High molecular weight DNA extraction methods lead to high quality filamentous ascomycete fungal genome assemblies using Oxford Nanopore sequencing.

During the last two decades, whole-genome sequencing has revolutionized genetic research in all kingdoms, including fungi. More than 1000 fungal genomes have been submitted to sequence databases, mostly obtained through second generation short-read DNA sequencing. As a result, highly fragmented genome drafts have typically been obtained. However, with the emergence of third generation long-read DNA sequencing, the assembly challenge can be overcome and highly contiguous assemblies obtained. Such attractive results, however, are extremely dependent on the ability to extract highly purified high molecular weight (HMW) DNA. Extraction of such DNA is currently a significant challenge for all species with cell walls, not least fungi. In this study, four isolates of filamentous ascomycetes (Apiospora pterospermum, Aspergillus sp. (subgen.
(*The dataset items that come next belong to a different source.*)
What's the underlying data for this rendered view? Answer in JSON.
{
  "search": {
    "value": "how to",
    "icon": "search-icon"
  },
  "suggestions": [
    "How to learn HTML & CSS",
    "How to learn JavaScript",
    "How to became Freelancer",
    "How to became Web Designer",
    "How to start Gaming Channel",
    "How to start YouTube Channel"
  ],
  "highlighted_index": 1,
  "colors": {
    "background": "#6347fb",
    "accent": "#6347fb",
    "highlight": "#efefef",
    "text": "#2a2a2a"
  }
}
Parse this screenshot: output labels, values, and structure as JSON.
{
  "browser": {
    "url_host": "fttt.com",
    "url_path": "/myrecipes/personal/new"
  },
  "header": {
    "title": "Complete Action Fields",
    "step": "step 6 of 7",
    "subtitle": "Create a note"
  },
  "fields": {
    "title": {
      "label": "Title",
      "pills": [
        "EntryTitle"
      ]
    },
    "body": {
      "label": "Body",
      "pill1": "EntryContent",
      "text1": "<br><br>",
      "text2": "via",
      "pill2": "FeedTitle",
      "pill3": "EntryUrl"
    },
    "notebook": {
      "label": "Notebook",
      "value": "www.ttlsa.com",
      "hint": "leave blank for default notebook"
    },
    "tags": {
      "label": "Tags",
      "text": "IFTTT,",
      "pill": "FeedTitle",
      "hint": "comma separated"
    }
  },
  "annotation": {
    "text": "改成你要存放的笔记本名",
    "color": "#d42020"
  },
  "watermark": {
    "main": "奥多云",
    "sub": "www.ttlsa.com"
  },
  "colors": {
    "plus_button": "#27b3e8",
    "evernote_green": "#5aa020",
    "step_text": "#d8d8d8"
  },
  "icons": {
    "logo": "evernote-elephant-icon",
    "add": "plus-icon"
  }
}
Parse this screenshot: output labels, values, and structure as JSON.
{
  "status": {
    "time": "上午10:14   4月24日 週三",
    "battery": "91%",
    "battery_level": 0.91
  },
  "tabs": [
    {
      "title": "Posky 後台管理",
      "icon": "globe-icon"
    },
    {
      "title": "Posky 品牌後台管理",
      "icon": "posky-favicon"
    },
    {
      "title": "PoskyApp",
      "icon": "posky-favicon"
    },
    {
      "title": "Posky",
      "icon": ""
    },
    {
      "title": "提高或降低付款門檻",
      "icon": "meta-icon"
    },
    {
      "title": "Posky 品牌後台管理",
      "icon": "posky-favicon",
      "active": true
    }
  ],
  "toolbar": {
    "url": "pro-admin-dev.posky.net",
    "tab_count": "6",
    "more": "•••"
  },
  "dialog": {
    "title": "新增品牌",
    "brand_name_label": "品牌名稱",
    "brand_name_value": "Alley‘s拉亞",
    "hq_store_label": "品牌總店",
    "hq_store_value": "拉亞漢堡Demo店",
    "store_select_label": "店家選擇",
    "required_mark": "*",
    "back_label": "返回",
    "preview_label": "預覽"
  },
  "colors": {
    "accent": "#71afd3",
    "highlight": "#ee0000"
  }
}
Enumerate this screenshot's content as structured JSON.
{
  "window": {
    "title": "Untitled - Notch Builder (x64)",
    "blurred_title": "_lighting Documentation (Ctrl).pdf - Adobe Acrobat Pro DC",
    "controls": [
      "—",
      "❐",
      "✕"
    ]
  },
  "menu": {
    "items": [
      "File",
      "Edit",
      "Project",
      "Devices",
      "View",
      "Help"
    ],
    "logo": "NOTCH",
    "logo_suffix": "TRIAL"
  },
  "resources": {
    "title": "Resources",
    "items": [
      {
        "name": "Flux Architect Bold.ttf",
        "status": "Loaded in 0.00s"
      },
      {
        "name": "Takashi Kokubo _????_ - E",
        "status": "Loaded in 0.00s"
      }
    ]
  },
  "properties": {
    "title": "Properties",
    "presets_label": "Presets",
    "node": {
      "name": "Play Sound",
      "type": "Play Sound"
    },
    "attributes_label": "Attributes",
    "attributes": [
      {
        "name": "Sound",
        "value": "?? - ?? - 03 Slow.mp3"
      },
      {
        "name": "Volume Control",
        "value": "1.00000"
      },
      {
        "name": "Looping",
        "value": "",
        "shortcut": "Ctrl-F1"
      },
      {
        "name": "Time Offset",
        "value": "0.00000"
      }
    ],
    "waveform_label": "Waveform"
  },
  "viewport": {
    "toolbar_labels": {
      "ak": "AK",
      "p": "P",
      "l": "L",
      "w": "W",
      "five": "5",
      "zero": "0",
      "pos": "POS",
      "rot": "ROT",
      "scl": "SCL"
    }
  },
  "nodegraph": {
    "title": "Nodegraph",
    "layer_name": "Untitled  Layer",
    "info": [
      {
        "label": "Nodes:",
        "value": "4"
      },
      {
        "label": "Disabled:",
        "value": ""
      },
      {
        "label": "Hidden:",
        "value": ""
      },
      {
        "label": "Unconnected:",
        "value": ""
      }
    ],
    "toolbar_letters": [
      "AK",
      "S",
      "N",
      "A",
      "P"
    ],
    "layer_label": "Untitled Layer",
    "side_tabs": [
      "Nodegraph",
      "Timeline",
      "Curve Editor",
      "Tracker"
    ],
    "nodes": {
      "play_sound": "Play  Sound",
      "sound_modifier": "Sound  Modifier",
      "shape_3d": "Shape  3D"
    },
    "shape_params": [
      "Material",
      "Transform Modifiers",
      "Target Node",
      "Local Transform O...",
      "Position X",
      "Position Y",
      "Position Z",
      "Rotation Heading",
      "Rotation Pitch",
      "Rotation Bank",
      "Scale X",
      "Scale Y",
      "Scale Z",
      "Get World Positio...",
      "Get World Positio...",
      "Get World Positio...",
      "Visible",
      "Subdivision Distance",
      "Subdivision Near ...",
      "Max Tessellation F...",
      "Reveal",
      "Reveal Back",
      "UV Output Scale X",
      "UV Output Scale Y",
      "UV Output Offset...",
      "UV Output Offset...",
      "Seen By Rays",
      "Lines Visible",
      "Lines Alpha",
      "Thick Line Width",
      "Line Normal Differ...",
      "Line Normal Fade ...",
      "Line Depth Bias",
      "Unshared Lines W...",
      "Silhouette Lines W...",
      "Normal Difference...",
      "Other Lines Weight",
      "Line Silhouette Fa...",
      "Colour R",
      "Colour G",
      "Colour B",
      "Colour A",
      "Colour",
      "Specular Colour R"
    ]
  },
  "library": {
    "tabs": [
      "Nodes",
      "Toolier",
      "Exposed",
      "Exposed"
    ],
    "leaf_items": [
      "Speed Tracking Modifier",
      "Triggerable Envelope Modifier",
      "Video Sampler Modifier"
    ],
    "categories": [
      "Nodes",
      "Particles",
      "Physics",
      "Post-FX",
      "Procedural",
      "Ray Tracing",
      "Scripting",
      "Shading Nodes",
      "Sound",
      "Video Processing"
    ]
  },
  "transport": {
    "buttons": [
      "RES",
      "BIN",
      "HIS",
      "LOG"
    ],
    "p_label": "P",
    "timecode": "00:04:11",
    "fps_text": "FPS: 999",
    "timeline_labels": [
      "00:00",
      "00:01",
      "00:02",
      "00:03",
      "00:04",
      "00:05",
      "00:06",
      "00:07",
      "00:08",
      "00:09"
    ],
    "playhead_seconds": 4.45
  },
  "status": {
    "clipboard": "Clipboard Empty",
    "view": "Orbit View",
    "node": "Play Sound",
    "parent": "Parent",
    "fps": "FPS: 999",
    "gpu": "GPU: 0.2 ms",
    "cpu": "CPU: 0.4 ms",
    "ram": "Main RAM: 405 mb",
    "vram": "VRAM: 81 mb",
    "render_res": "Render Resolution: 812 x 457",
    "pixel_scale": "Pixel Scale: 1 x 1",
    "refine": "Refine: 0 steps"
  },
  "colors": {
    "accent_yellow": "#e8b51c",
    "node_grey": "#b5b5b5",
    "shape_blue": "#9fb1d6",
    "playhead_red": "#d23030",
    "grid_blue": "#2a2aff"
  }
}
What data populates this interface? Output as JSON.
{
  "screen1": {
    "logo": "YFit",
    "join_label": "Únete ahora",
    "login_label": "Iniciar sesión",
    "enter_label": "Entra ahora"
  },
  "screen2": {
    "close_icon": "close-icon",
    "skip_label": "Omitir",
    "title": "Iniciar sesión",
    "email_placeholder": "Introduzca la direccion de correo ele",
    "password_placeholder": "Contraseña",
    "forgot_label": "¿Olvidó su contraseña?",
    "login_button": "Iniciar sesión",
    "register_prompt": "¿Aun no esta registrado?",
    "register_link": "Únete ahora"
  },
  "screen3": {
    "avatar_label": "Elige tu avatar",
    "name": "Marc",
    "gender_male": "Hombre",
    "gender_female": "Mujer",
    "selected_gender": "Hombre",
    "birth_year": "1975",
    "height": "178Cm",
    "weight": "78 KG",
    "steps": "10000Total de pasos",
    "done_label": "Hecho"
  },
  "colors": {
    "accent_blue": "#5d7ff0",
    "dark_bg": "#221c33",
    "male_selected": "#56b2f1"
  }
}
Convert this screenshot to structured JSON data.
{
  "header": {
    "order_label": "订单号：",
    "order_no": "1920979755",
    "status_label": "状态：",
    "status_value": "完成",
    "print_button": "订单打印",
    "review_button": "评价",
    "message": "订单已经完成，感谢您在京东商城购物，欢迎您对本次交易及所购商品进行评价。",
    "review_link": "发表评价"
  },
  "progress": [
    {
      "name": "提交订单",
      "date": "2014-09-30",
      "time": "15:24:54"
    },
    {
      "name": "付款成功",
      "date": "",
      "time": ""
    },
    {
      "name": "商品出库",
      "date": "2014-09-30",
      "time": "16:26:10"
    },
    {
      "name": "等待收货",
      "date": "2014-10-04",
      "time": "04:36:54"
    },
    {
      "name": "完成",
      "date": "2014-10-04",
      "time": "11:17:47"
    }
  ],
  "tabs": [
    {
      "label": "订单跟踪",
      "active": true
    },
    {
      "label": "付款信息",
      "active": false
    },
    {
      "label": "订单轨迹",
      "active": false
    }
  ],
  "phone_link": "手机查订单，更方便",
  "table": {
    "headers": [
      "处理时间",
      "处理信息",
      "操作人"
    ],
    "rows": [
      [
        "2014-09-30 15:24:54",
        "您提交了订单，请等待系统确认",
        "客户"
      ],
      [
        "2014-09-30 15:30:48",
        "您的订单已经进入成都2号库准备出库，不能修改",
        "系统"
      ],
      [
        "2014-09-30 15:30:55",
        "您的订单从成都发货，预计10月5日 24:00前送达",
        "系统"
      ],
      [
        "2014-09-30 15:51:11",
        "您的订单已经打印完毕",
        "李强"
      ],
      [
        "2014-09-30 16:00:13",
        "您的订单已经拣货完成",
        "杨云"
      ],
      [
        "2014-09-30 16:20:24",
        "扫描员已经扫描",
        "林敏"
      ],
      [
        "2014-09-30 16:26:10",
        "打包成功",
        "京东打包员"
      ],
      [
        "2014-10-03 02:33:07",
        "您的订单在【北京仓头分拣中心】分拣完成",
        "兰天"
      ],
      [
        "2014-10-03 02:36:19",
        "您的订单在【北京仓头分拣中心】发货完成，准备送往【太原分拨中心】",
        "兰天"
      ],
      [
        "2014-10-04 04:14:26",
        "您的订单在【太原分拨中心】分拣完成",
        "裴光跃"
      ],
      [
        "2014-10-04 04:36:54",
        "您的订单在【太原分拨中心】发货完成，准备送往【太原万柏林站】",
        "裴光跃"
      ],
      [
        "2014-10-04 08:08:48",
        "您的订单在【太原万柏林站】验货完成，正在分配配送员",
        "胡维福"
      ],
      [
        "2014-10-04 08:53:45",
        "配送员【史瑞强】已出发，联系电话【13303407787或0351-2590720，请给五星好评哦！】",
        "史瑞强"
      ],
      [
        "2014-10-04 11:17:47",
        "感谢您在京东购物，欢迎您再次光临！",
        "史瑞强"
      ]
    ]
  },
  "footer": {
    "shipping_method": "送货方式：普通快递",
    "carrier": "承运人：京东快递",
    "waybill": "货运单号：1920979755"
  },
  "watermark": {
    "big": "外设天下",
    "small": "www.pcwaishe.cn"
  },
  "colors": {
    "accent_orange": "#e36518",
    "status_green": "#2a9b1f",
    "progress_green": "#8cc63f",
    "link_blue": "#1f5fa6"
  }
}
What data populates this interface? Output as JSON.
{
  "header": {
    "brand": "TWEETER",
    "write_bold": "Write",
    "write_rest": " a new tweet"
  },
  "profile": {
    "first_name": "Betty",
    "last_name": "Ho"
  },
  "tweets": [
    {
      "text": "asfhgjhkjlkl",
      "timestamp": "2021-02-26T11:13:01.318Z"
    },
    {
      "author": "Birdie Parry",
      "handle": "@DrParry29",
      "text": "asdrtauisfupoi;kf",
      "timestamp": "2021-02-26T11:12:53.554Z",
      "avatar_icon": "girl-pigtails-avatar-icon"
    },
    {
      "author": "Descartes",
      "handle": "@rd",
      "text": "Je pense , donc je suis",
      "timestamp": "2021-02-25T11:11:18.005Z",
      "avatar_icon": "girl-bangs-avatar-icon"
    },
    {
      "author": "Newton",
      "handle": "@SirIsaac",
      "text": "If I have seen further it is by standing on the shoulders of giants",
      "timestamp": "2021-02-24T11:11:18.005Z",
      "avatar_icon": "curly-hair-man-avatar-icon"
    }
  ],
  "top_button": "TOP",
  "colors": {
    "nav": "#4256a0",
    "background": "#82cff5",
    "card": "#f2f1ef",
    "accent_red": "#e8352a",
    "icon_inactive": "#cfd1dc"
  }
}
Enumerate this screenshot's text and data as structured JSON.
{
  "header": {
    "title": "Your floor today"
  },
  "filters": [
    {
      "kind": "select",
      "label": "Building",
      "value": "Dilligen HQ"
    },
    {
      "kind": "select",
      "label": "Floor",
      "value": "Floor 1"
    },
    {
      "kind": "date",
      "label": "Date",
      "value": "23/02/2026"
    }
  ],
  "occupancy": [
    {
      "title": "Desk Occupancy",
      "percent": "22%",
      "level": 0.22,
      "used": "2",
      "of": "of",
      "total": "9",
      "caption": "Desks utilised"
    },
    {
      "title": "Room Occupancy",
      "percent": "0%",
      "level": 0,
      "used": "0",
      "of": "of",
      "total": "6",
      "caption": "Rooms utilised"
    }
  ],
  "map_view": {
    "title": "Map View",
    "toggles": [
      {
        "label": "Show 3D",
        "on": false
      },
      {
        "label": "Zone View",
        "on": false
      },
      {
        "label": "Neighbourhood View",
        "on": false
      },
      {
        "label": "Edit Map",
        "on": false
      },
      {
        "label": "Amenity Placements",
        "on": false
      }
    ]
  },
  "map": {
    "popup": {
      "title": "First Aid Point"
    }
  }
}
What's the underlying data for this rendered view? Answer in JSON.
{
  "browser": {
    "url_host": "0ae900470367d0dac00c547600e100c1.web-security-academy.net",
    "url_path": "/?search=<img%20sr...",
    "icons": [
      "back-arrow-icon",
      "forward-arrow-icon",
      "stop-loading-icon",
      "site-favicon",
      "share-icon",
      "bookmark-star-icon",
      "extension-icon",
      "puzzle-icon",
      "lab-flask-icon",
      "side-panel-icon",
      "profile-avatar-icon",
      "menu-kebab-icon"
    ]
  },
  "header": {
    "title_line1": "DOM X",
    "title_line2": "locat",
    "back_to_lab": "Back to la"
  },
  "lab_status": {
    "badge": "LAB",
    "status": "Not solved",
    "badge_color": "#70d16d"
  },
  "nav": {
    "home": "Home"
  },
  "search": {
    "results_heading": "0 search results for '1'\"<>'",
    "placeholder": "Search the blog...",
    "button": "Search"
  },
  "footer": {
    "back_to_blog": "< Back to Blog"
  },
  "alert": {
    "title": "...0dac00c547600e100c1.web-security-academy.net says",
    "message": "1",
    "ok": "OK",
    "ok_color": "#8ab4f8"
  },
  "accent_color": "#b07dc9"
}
Cremei), Aspergillus westerdijkiae, and Penicillium aurantiogriseum) were used to develop extraction and purification methods that result in HMW DNA suitable for third generation sequencing. We have tested and propose two straightforward extraction methods based on treatment with either a commercial kit or traditional phenol-chloroform extraction both in combination with a single commercial purification method that result in high quality HMW DNA from filamentous ascomycetes. Our results demonstrated that using these DNA extraction methods and coverage, above 75 x of our haploid filamentous ascomycete fungal genomes result in complete and contiguous assemblies.